The period between completing high school and starting college might be a terrific time for students to explore something new. So it is not surprising that most of them choose to get lost in the world that books offer before embarking on a new life phase. This is not new, however, as several institutions have certain regulations of dishing out books that incoming students must read before resumption. The book can be assigned to students across the university or within specific disciplines.
The assigned literature, also called common reading programs, is frequently used in freshman-level classrooms. They provide these new students with opportunities to get together for book discussions and get a feel for what school promises to be. While some institutions require this, others only recommend it to students.
Also, reading these books ahead of time will save you time during school sessions. You only need to skim the book rather than have little time left and fall back on asking for help with dissertation writing services.

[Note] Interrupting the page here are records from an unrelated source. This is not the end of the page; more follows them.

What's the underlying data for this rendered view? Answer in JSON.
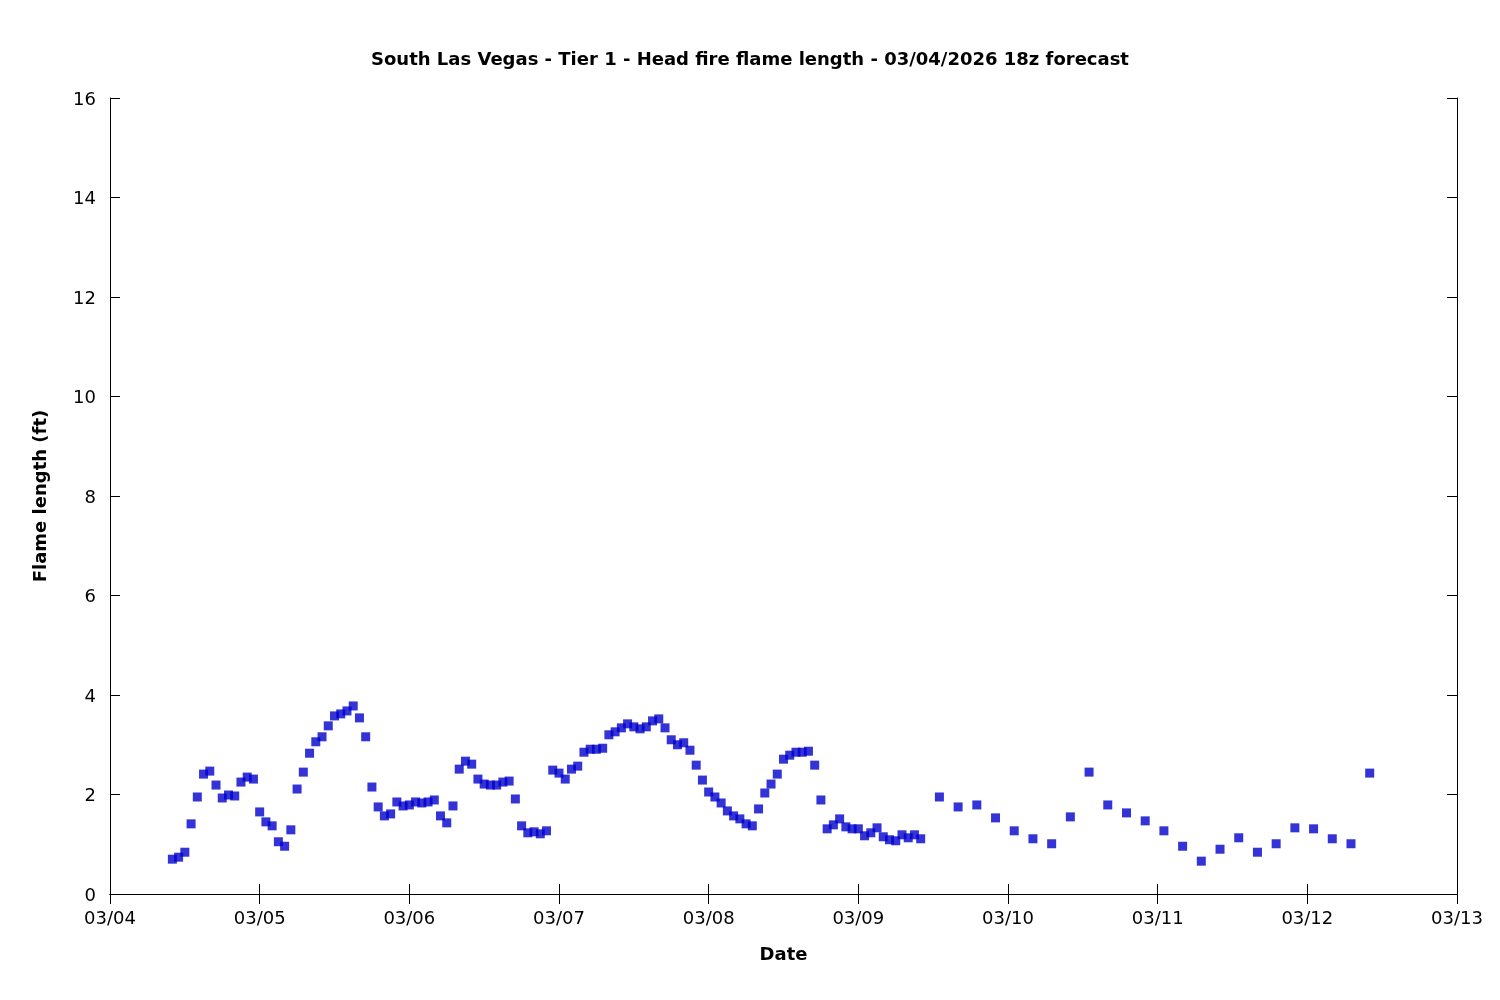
{
  "chart_data": {
    "type": "scatter",
    "title": "South Las Vegas - Tier 1 - Head fire flame length - 03/04/2026 18z forecast",
    "xlabel": "Date",
    "ylabel": "Flame length (ft)",
    "x": [
      "2026-03-04T10:00",
      "2026-03-04T11:00",
      "2026-03-04T12:00",
      "2026-03-04T13:00",
      "2026-03-04T14:00",
      "2026-03-04T15:00",
      "2026-03-04T16:00",
      "2026-03-04T17:00",
      "2026-03-04T18:00",
      "2026-03-04T19:00",
      "2026-03-04T20:00",
      "2026-03-04T21:00",
      "2026-03-04T22:00",
      "2026-03-04T23:00",
      "2026-03-05T00:00",
      "2026-03-05T01:00",
      "2026-03-05T02:00",
      "2026-03-05T03:00",
      "2026-03-05T04:00",
      "2026-03-05T05:00",
      "2026-03-05T06:00",
      "2026-03-05T07:00",
      "2026-03-05T08:00",
      "2026-03-05T09:00",
      "2026-03-05T10:00",
      "2026-03-05T11:00",
      "2026-03-05T12:00",
      "2026-03-05T13:00",
      "2026-03-05T14:00",
      "2026-03-05T15:00",
      "2026-03-05T16:00",
      "2026-03-05T17:00",
      "2026-03-05T18:00",
      "2026-03-05T19:00",
      "2026-03-05T20:00",
      "2026-03-05T21:00",
      "2026-03-05T22:00",
      "2026-03-05T23:00",
      "2026-03-06T00:00",
      "2026-03-06T01:00",
      "2026-03-06T02:00",
      "2026-03-06T03:00",
      "2026-03-06T04:00",
      "2026-03-06T05:00",
      "2026-03-06T06:00",
      "2026-03-06T07:00",
      "2026-03-06T08:00",
      "2026-03-06T09:00",
      "2026-03-06T10:00",
      "2026-03-06T11:00",
      "2026-03-06T12:00",
      "2026-03-06T13:00",
      "2026-03-06T14:00",
      "2026-03-06T15:00",
      "2026-03-06T16:00",
      "2026-03-06T17:00",
      "2026-03-06T18:00",
      "2026-03-06T19:00",
      "2026-03-06T20:00",
      "2026-03-06T21:00",
      "2026-03-06T22:00",
      "2026-03-06T23:00",
      "2026-03-07T00:00",
      "2026-03-07T01:00",
      "2026-03-07T02:00",
      "2026-03-07T03:00",
      "2026-03-07T04:00",
      "2026-03-07T05:00",
      "2026-03-07T06:00",
      "2026-03-07T07:00",
      "2026-03-07T08:00",
      "2026-03-07T09:00",
      "2026-03-07T10:00",
      "2026-03-07T11:00",
      "2026-03-07T12:00",
      "2026-03-07T13:00",
      "2026-03-07T14:00",
      "2026-03-07T15:00",
      "2026-03-07T16:00",
      "2026-03-07T17:00",
      "2026-03-07T18:00",
      "2026-03-07T19:00",
      "2026-03-07T20:00",
      "2026-03-07T21:00",
      "2026-03-07T22:00",
      "2026-03-07T23:00",
      "2026-03-08T00:00",
      "2026-03-08T01:00",
      "2026-03-08T02:00",
      "2026-03-08T03:00",
      "2026-03-08T04:00",
      "2026-03-08T05:00",
      "2026-03-08T06:00",
      "2026-03-08T07:00",
      "2026-03-08T08:00",
      "2026-03-08T09:00",
      "2026-03-08T10:00",
      "2026-03-08T11:00",
      "2026-03-08T12:00",
      "2026-03-08T13:00",
      "2026-03-08T14:00",
      "2026-03-08T15:00",
      "2026-03-08T16:00",
      "2026-03-08T17:00",
      "2026-03-08T18:00",
      "2026-03-08T19:00",
      "2026-03-08T20:00",
      "2026-03-08T21:00",
      "2026-03-08T22:00",
      "2026-03-08T23:00",
      "2026-03-09T00:00",
      "2026-03-09T01:00",
      "2026-03-09T02:00",
      "2026-03-09T03:00",
      "2026-03-09T04:00",
      "2026-03-09T05:00",
      "2026-03-09T06:00",
      "2026-03-09T07:00",
      "2026-03-09T08:00",
      "2026-03-09T09:00",
      "2026-03-09T10:00",
      "2026-03-09T13:00",
      "2026-03-09T16:00",
      "2026-03-09T19:00",
      "2026-03-09T22:00",
      "2026-03-10T01:00",
      "2026-03-10T04:00",
      "2026-03-10T07:00",
      "2026-03-10T10:00",
      "2026-03-10T13:00",
      "2026-03-10T16:00",
      "2026-03-10T19:00",
      "2026-03-10T22:00",
      "2026-03-11T01:00",
      "2026-03-11T04:00",
      "2026-03-11T07:00",
      "2026-03-11T10:00",
      "2026-03-11T13:00",
      "2026-03-11T16:00",
      "2026-03-11T19:00",
      "2026-03-11T22:00",
      "2026-03-12T01:00",
      "2026-03-12T04:00",
      "2026-03-12T07:00",
      "2026-03-12T10:00"
    ],
    "series": [
      {
        "color": "#0000cc",
        "values": [
          0.7,
          0.74,
          0.84,
          1.41,
          1.95,
          2.41,
          2.47,
          2.19,
          1.93,
          1.99,
          1.97,
          2.25,
          2.35,
          2.31,
          1.65,
          1.45,
          1.37,
          1.05,
          0.96,
          1.29,
          2.11,
          2.45,
          2.83,
          3.06,
          3.16,
          3.38,
          3.58,
          3.62,
          3.68,
          3.78,
          3.54,
          3.16,
          2.15,
          1.75,
          1.57,
          1.61,
          1.85,
          1.77,
          1.79,
          1.85,
          1.83,
          1.85,
          1.89,
          1.57,
          1.43,
          1.77,
          2.51,
          2.67,
          2.61,
          2.31,
          2.21,
          2.19,
          2.19,
          2.25,
          2.27,
          1.91,
          1.37,
          1.23,
          1.25,
          1.21,
          1.27,
          2.49,
          2.43,
          2.31,
          2.51,
          2.57,
          2.85,
          2.91,
          2.91,
          2.93,
          3.2,
          3.26,
          3.34,
          3.42,
          3.36,
          3.32,
          3.36,
          3.48,
          3.52,
          3.34,
          3.1,
          3.0,
          3.04,
          2.89,
          2.59,
          2.29,
          2.05,
          1.95,
          1.83,
          1.67,
          1.57,
          1.51,
          1.41,
          1.37,
          1.71,
          2.03,
          2.21,
          2.41,
          2.71,
          2.79,
          2.85,
          2.85,
          2.87,
          2.59,
          1.89,
          1.31,
          1.39,
          1.51,
          1.35,
          1.31,
          1.31,
          1.17,
          1.23,
          1.33,
          1.15,
          1.09,
          1.07,
          1.19,
          1.13,
          1.19,
          1.11,
          1.95,
          1.75,
          1.79,
          1.53,
          1.27,
          1.11,
          1.01,
          1.55,
          2.45,
          1.79,
          1.63,
          1.47,
          1.27,
          0.96,
          0.66,
          0.9,
          1.13,
          0.84,
          1.01,
          1.33,
          1.31,
          1.11,
          1.01,
          2.43
        ]
      }
    ],
    "xlim": [
      "2026-03-04",
      "2026-03-13"
    ],
    "xticks": [
      {
        "value": "2026-03-04",
        "label": "03/04"
      },
      {
        "value": "2026-03-05",
        "label": "03/05"
      },
      {
        "value": "2026-03-06",
        "label": "03/06"
      },
      {
        "value": "2026-03-07",
        "label": "03/07"
      },
      {
        "value": "2026-03-08",
        "label": "03/08"
      },
      {
        "value": "2026-03-09",
        "label": "03/09"
      },
      {
        "value": "2026-03-10",
        "label": "03/10"
      },
      {
        "value": "2026-03-11",
        "label": "03/11"
      },
      {
        "value": "2026-03-12",
        "label": "03/12"
      },
      {
        "value": "2026-03-13",
        "label": "03/13"
      }
    ],
    "ylim": [
      0,
      16
    ],
    "yticks": [
      0,
      2,
      4,
      6,
      8,
      10,
      12,
      14,
      16
    ],
    "grid": false,
    "marker": "square"
  }
}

The 5 Most Essential Classics You Need to Read Before College
Below are the classics you need to read before heading for college:
J.D. Salinger’s The Catcher In The Rye
The Catcher In The Rye is an all-time classic – it is exceptional. It highlights Holden Caulfield, a character who has been ejected from school owing to his low grades. So Holden packs his belongings and boards a New York-bound train to pass the time and delay alerting his parents about his expulsion.
The book highlights that he is an average, gloomy teenager as he wanders around the city. Yet, one can sense such complexities oozing from his character as he rains curses on the people around him.
However, as the story progresses, we see a new side of him – his fondness for watching over those younger and more naïve than he ever was. This spotlights the main headline of the book – his being the “catcher in the rye” as a liberator of children from the harshness of life. The book is considered a classic because it relates to the tough life many people went through while growing up. Successfully finishing this book will encourage you to invest more into yourself and your academics. This will involve dedicating time to homework and avoiding or reducing “do my homework” searches online.
George Orwell’s 1984
If you have never read a dystopian novel before starting college, then this is probably your best choice for a first. Why? Because of how easily one can relate it to current global events time and again. One of the most recent examples was social separation caused by COVID-19 and how it resembled the realm of 1984.
Harper Lee’s To Kill a Mockingbird
This is a required book for most high schools in the United States, but if you haven’t read it yet, you must not put it off any longer!
The book offers a good exposé on the negative ideals of racial discrimination and rape in the sixties. It tries to highlight racial justice and equality also. In a British librarian survey, this book was named the must-read book of all time. The Great American Read also called it “America’s Best-Loved Novel.”
William Golding’s Lord of the Flies
Lord of the Flies portrays a cluster of schoolboys stranded on an island following an airplane disaster. This may appear to be a pleasant adventure at first. Still, the novel takes an unexpected turn, exploring the complexity of human nature in a world where civilization has lost all value. While it was controversial then, Lord of the Flies is mainly considered a fascinating read today.
Jane Austen’s Emma
The joy of Jane Austen books. While there are many other Jane Austen books, this proved the best for this list. After all, this novel has it all: daring language, a gripping storyline, and clever characters, all delivered by a writer who was decades ahead of her time.
We frequently choose stories that are familiar and relevant to our own lives when we read. However, books can also serve as gateways to fresh, intriguing, and diverse ideas, allowing us to approach ideas from various angles.
As you prepare to depart for college, ensure you prioritize a range of tales at the top of your reading list, as they will only make you wiser and much more open to various perspectives.